Prétendre que la prison est la seule solution, n’est-ce pas ignorer qu’elle n’a de sens que parce qu’il s’agit de l’extrémité de la chaîne pénale? Que l’emprisonnement vient sanctionner un coupable, mais témoigne également de l’échec de nos politiques de prévention? N’est-ce pas aussi fermer les yeux sur des dysfonctionnements majeurs de l’institution judiciaire dans son ensemble, en oubliant que rien ne sert de durcir les sanctions et de remplir les prisons lorsque les peines ne sont pas appliquées et les places de prison insuffisantes? N’est ce pas, enfin, omettre, qu’une politique d’aide aux victimes, que le respect des droits de la victime, ne pourront jamais se résumer à sanctionner un coupable?
De même, à ceux qui érigent en principe absolu qu’il faut vider les prisons, nous demandons quel sens ils veulent donner à la peine pénale, quelle réponse ils entendent apporter à la douleur d’une victime et comment ils entendent lutter contre la récidive? Et que veut dire réhabilitation quand rien n’est plus possible pour ceux qui ont été happés par la machine judiciaire, broyés par les prisons devenues, pour certaines d’entre elles, des lieux tant de criminalité que d’oubli social.
La Justice est une affaire d’hommes. C’est pour cela qu’elle ne pourra jamais être parfaite. Et c’est d’ailleurs aussi pour cette raison qu’elle est si précieuse. Elle doit être pensée hors du tumulte de l’actualité, des alternances et des affrontements politiques, comme un impératif humain et démocratique.

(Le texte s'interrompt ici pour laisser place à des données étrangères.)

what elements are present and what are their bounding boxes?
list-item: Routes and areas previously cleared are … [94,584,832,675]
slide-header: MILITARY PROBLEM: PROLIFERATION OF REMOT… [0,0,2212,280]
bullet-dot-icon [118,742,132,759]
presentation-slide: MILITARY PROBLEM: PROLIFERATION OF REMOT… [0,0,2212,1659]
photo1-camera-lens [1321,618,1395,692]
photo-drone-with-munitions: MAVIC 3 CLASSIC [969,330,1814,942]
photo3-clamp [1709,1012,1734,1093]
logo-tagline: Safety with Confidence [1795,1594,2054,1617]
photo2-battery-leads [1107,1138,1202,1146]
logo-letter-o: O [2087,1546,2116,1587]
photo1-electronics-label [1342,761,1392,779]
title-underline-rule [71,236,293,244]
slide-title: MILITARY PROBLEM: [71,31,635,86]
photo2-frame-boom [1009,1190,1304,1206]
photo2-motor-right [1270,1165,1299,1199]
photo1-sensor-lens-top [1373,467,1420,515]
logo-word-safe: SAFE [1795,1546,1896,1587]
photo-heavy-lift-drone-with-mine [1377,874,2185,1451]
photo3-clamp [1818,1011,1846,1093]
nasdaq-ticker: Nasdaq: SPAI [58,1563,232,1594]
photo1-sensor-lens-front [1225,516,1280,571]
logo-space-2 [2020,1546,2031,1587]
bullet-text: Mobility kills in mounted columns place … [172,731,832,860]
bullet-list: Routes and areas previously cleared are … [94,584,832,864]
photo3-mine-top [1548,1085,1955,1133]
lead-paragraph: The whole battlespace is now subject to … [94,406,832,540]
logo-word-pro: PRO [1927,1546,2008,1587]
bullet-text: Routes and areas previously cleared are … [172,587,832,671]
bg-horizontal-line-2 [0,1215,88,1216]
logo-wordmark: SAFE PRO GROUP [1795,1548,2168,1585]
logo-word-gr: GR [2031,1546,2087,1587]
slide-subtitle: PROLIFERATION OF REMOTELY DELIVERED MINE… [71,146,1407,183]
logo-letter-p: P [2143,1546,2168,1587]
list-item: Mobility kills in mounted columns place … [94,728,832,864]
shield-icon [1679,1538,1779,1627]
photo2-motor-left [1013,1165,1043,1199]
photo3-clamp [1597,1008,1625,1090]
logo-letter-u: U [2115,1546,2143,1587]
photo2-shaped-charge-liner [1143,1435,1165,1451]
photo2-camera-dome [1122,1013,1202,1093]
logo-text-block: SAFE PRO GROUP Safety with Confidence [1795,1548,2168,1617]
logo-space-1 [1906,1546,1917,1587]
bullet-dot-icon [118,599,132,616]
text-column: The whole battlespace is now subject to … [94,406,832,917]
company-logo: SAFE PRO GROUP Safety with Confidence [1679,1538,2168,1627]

La garde des Sceaux a annoncé il y a près d’un an un vaste chantier pour réformer en profondeur l'institution judiciaire et ses modes de fonctionnement. Christiane Taubira ne nous promettait pas moins qu’une "justice du 21ème siècle". Nous avons, nous, l’intime conviction que ce n’est pas à coup de loi de circonstances, d’améliorations marginales et de réformes de procédure que nous y parviendrons.
L’urgence de penser et repenser la justice ensemble, est ainsi obérée, jusqu’à en oublier que ce qui est en jeu, c’est la capacité même de cette vieille institution à s’acquitter de son premier devoir envers le peuple, celui de le protéger. Nous refusons pour notre part de passer sous silence ce débat essentiel. Dès lors, nous devons nous interroger en conscience sur l’ensemble de l’organisation de la chaîne de compétences de l’institution judiciaire d’une part et du sens même que nous entendons donner au mot justice d’autre part.
La véritable question est donc de savoir comment on réforme l’un des plus anciens services publics de l’Etat régalien. Un service public qui s’éloigne de plus en plus du citoyen et de la victime, qui suscite aujourd’hui une méfiance, voire une défiance, nourrie par la complexité et la lenteur de la machine judiciaire.
L’enjeu consiste maintenant à repenser, tant en amont qu’en aval, à l’extérieur comme à l’intérieur du Palais de Justice, l’ensemble de la chaîne. C’est pourquoi nous croyons qu’il est devenu urgent que tous les acteurs et intervenants du monde judiciaire se mettent autour de la table pour un "Vendôme de la Justice". A nous de réformer enfin profondément cette institution qui reste la colonne vertébrale de notre démocratie, en gardant toujours à l’esprit que la Justice est avant tout le droit du plus faible.